Transfert de compétences, pas de responsabilités

Pour autant, le « shift-left » n’est pas un transfert de responsabilité. Les équipes sécurité conservent leur rôle de sentinelle du risque mais elles tirent aussi bénéfice de cette approche, qui leur permet de se concentrer sur des tests approfondis et l’explication de leurs résultats. C’est pourquoi il faut aussi les inclure pour leur faire prendre conscience du fossé qui les sépare des développeurs et les aider à le surmonter tant sur le fond que sur la forme. L’agile constitue un terrain favorable à cette transformation somme toute importante. Les développeurs sont dans une logique d’amélioration continue : progresser dans leur langage les intéresse et, lorsque l’on parle de sécurité dans leur langage, ils sont souvent très demandeurs. Au point qu’il faut parfois les réfréner ! Mais une fois qu’ils connaissent, par exemple, les mécanismes d’injection et l’importance de « désinfecter » ce qui vient du navigateur, ils y prennent scrupuleusement garde. Quelques semaines suffisent pour avoir des « secure coders » et bâtir à moindre frais des applications qui offrent un minimum de prise aux pirates.
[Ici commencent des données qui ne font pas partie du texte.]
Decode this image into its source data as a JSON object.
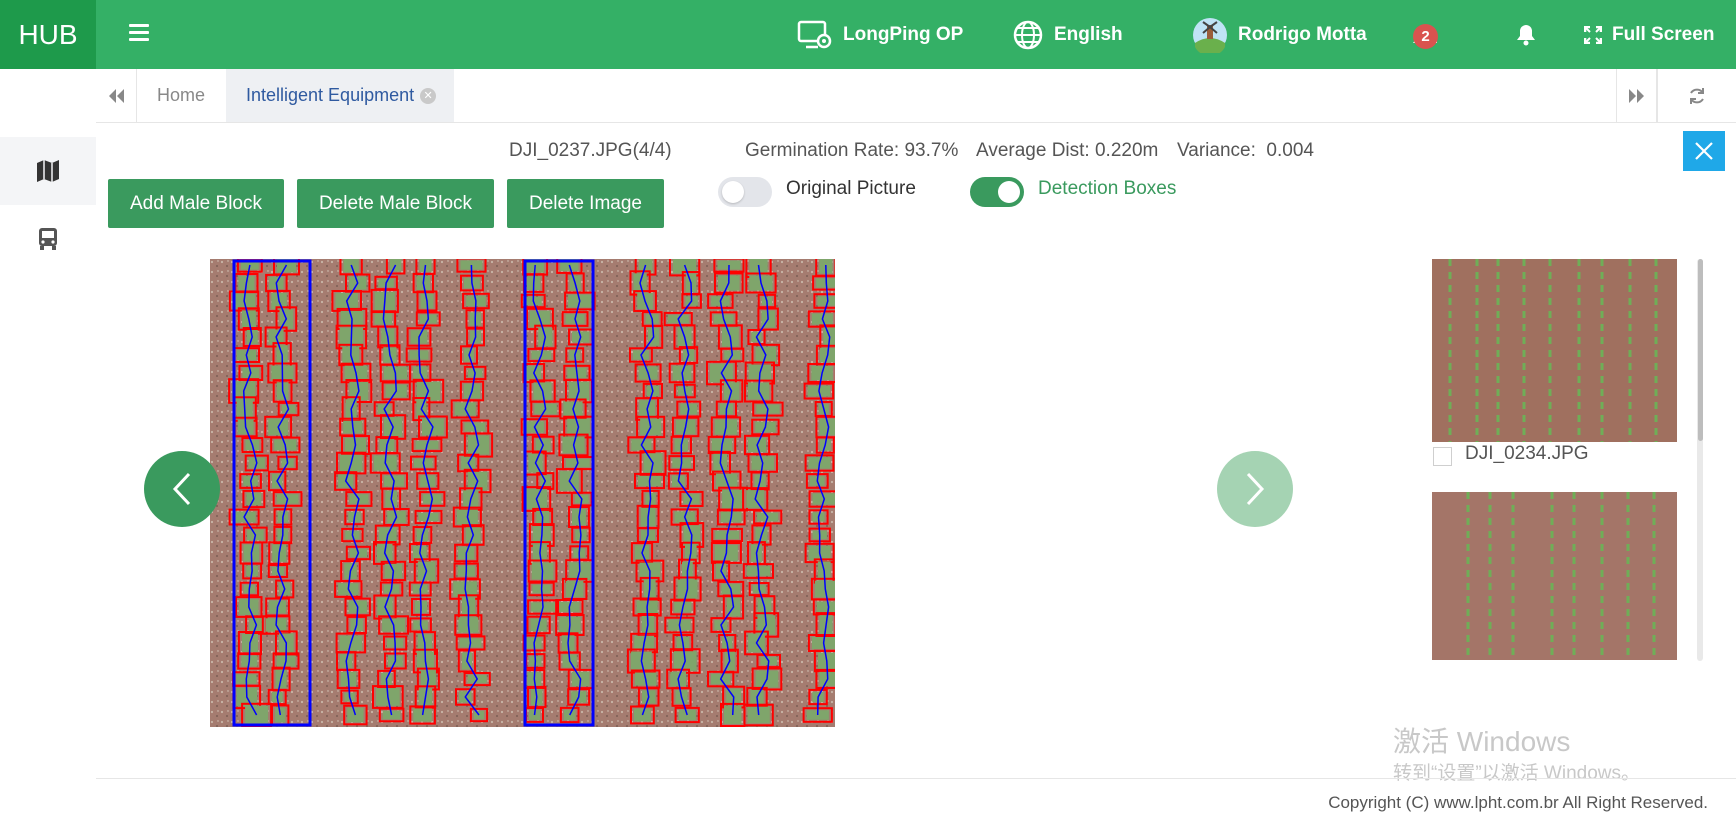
{
  "header": {
    "logo": "HUB",
    "org": "LongPing OP",
    "language": "English",
    "user_name": "Rodrigo Motta",
    "notification_count": "2",
    "fullscreen_label": "Full Screen"
  },
  "tabs": {
    "home": "Home",
    "active": "Intelligent Equipment"
  },
  "sidebar": {
    "icons": [
      "map-icon",
      "bus-icon"
    ]
  },
  "image_info": {
    "filename": "DJI_0237.JPG(4/4)",
    "germination": "Germination Rate: 93.7%",
    "avg_dist": "Average Dist: 0.220m",
    "variance": "Variance:  0.004"
  },
  "buttons": {
    "add_male": "Add Male Block",
    "delete_male": "Delete Male Block",
    "delete_image": "Delete Image"
  },
  "toggles": {
    "original_label": "Original Picture",
    "original_on": false,
    "detection_label": "Detection Boxes",
    "detection_on": true
  },
  "thumbnails": [
    {
      "label": "DJI_0234.JPG",
      "checked": false
    },
    {
      "label": "",
      "checked": false
    }
  ],
  "watermark": {
    "line1": "激活 Windows",
    "line2": "转到“设置”以激活 Windows。"
  },
  "footer": {
    "copyright": "Copyright (C) www.lpht.com.br All Right Reserved."
  },
  "colors": {
    "header_bg": "#34b066",
    "logo_bg": "#1e9a4b",
    "button_green": "#3a9a5e",
    "close_blue": "#1fa8e8",
    "detection_box": "#ff0000",
    "male_block": "#0000ff"
  }
}
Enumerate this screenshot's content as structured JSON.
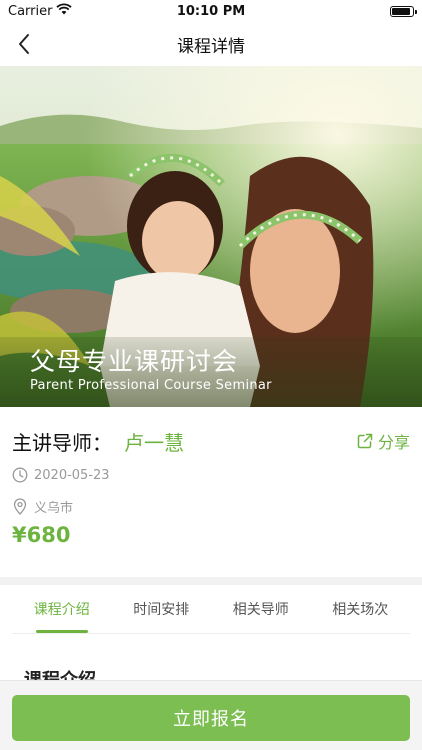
{
  "status_bar": {
    "carrier": "Carrier",
    "time": "10:10 PM",
    "battery_level": 0.9,
    "wifi_icon": "wifi-icon",
    "battery_icon": "battery-icon"
  },
  "nav": {
    "title": "课程详情",
    "back_icon": "chevron-left-icon"
  },
  "hero": {
    "title": "父母专业课研讨会",
    "subtitle": "Parent Professional Course Seminar"
  },
  "course": {
    "teacher_label": "主讲导师：",
    "teacher_name": "卢一慧",
    "share_label": "分享",
    "share_icon": "share-icon",
    "date": "2020-05-23",
    "date_icon": "clock-icon",
    "location": "义乌市",
    "location_icon": "location-pin-icon",
    "price": "¥680"
  },
  "tabs": [
    {
      "label": "课程介绍",
      "active": true
    },
    {
      "label": "时间安排",
      "active": false
    },
    {
      "label": "相关导师",
      "active": false
    },
    {
      "label": "相关场次",
      "active": false
    }
  ],
  "content": {
    "section_title": "课程介绍"
  },
  "footer": {
    "signup_label": "立即报名"
  },
  "colors": {
    "accent": "#6db33f",
    "button": "#7cbe52",
    "muted_text": "#999999"
  }
}
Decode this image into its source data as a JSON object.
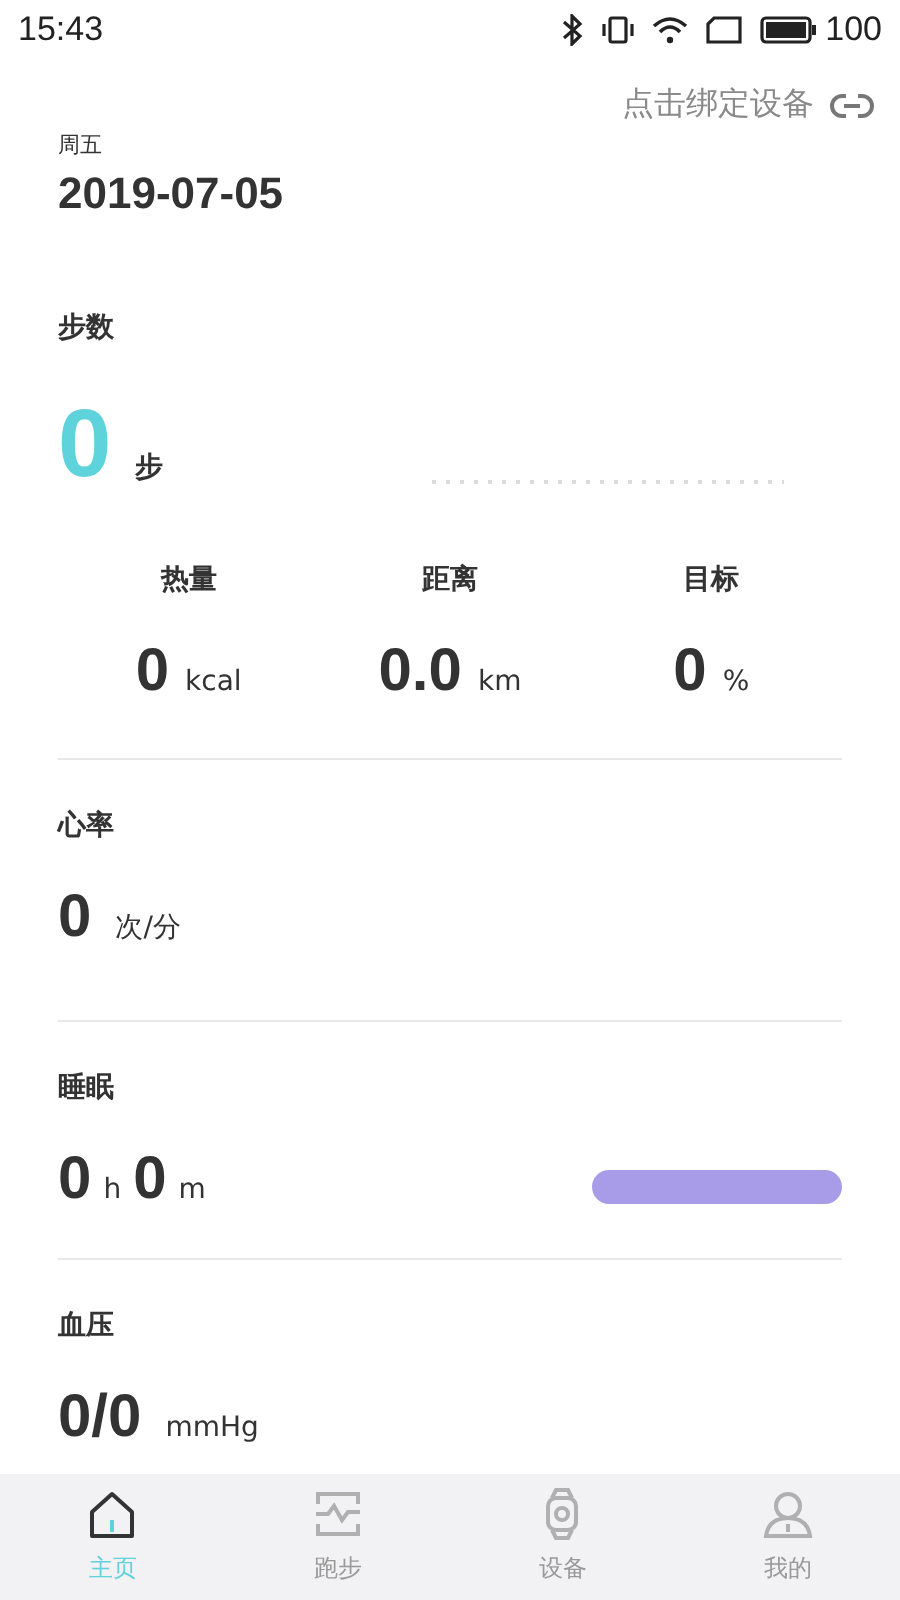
{
  "status_bar": {
    "time": "15:43",
    "battery": "100"
  },
  "bind_link": "点击绑定设备",
  "day": "周五",
  "date": "2019-07-05",
  "steps": {
    "title": "步数",
    "value": "0",
    "unit": "步",
    "stats": [
      {
        "label": "热量",
        "value": "0",
        "unit": "kcal"
      },
      {
        "label": "距离",
        "value": "0.0",
        "unit": "km"
      },
      {
        "label": "目标",
        "value": "0",
        "unit": "%"
      }
    ]
  },
  "heart_rate": {
    "title": "心率",
    "value": "0",
    "unit": "次/分"
  },
  "sleep": {
    "title": "睡眠",
    "hours": "0",
    "hours_unit": "h",
    "minutes": "0",
    "minutes_unit": "m"
  },
  "blood_pressure": {
    "title": "血压",
    "value": "0/0",
    "unit": "mmHg"
  },
  "tabs": [
    {
      "label": "主页",
      "selected": true
    },
    {
      "label": "跑步",
      "selected": false
    },
    {
      "label": "设备",
      "selected": false
    },
    {
      "label": "我的",
      "selected": false
    }
  ]
}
Étant donné les enjeux, c’est un investissement que les entreprises auraient tort de négliger.

3 points à retenir :

  1. Ciblées par les pirates, les applications pâtissent des difficultés de communication entre le monde du développement et celui de la sécurité.
  2. La principale réponse n’est pas l’outillage mais l’acculturation et la formation de toute l’équipe agile, au premier rang de laquelle les développeurs.
  3. Une démarche en phase avec les principes et les objectifs de l’agile permet aux développeurs d’acquérir rapidement des compétences et des bonnes pratiques de sécurité.